I have Gentoo in /dev/hda1, working fine so far, but wanted to try Debian. Is there any problem to install it in my /dev/hda4? I tried, but is fails.

Thank you very much in advance!

PS: What about removing /dev/hda4 and creating it inside the extended partition? Would it be possible/impossible? I ask this because that was what I had in the beginning, but since the installation failed I changed it to a primary partition. Thanks again...

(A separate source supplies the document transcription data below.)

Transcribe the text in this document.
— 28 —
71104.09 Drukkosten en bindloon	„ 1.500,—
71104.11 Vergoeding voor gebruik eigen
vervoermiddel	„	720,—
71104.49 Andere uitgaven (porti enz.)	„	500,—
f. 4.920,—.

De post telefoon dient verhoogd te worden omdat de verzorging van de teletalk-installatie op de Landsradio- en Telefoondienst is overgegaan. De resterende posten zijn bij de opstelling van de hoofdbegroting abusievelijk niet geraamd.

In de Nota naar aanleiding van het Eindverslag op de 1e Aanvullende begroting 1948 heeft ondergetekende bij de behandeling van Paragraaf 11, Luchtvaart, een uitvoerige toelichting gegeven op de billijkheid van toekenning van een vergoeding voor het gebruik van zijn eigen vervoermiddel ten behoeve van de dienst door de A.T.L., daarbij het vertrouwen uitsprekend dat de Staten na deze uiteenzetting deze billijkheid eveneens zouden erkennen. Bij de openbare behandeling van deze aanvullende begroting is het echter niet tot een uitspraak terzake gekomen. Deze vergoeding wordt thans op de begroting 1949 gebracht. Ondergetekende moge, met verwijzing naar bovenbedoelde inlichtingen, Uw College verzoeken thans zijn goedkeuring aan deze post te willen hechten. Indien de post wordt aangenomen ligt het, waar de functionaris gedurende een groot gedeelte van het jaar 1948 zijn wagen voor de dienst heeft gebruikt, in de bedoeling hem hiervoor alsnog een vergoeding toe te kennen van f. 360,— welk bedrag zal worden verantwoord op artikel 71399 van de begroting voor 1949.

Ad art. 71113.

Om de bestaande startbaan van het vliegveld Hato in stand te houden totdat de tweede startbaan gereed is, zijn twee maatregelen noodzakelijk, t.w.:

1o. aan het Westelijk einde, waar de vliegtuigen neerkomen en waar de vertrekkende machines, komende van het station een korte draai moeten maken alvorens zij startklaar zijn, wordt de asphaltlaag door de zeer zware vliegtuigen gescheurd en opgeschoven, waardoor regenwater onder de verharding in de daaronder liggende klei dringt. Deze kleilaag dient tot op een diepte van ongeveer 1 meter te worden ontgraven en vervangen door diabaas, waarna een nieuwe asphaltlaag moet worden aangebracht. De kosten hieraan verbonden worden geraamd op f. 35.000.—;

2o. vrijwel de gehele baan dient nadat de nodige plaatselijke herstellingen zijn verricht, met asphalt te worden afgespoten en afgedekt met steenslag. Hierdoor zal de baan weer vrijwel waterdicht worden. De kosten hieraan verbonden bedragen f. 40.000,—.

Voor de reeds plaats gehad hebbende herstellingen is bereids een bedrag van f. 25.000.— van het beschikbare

bigrigdriver 03-12-2005 03:34 PM

Someone more knowledgeable than I am, please correct me if I am wrong.
If you are using one hard disk, you may have one primary partition, and an extended partition which may be divided into as many sub-partitions as you desire.
I have a 40 G disk set up with one primary, and one extended partition, which is divided into six sub-partitions of the extended partition. I have three OS's installed; one in the primary, and two in the secondary (set up with six sub-partitions) and I have no problems with booting.
So. I'd recommend that you delete hda4 and hda5. Then increase the size of the extended partition to take up the free space. Then partition the extended partition to re-create hda4 and hda5.
I recall something about having only one primary bootable partition, and an extended partition with bootable sub-partitions, but I don't recall what that document was nor where I found it.
My own setup is one primary bootable, an extended with two bootable sub-partitions, and other partitions. Namely, the two extended bootable are the root of their respective OS's, plus partitions for /home and /usr.
At any rate, it works for me.

Boow 03-12-2005 05:00 PM

I think you can have 3 primary and one extended

masonm 03-12-2005 08:13 PM

You can have up to 4 primary partitions on one drive. If you require more than 4 you have to make one an extended partition and then create logical partitions on that one. You're showing 3 primaries, 1 extended, and 1 logical.
You should be able to install a Linux on hda4, at least I can't see a reason why not with that information. What error are you getting?

enemorales 03-13-2005 01:36 AM

Well it fails to create the filesystem. I tried ReiserFS also and didn't work. Well... didn't work until I restarted. I was able to install Debian, but not tu run it. I put

Code:

title=Debian
root (hd0,3)
kernel /boot/vmlinuz-2.4.27-2-686 root=/dev/hda4 initrd=initrd.img-2.4.27-2-686

in my menu.lst for grub. It is able to load the kernel, but then hangs claiming that the root is not properly set. I thought it could be something very stupid (as the kernel without support for ReiserFS), hence tried ext3 again today morning, and got the same problem than yesterday. It fails to create the file system.

Thank you...

enemorales 03-13-2005 01:52 PM

Found that the problem appeared only when started with kernel 2.6. Anything worked fine if 2.4 was used.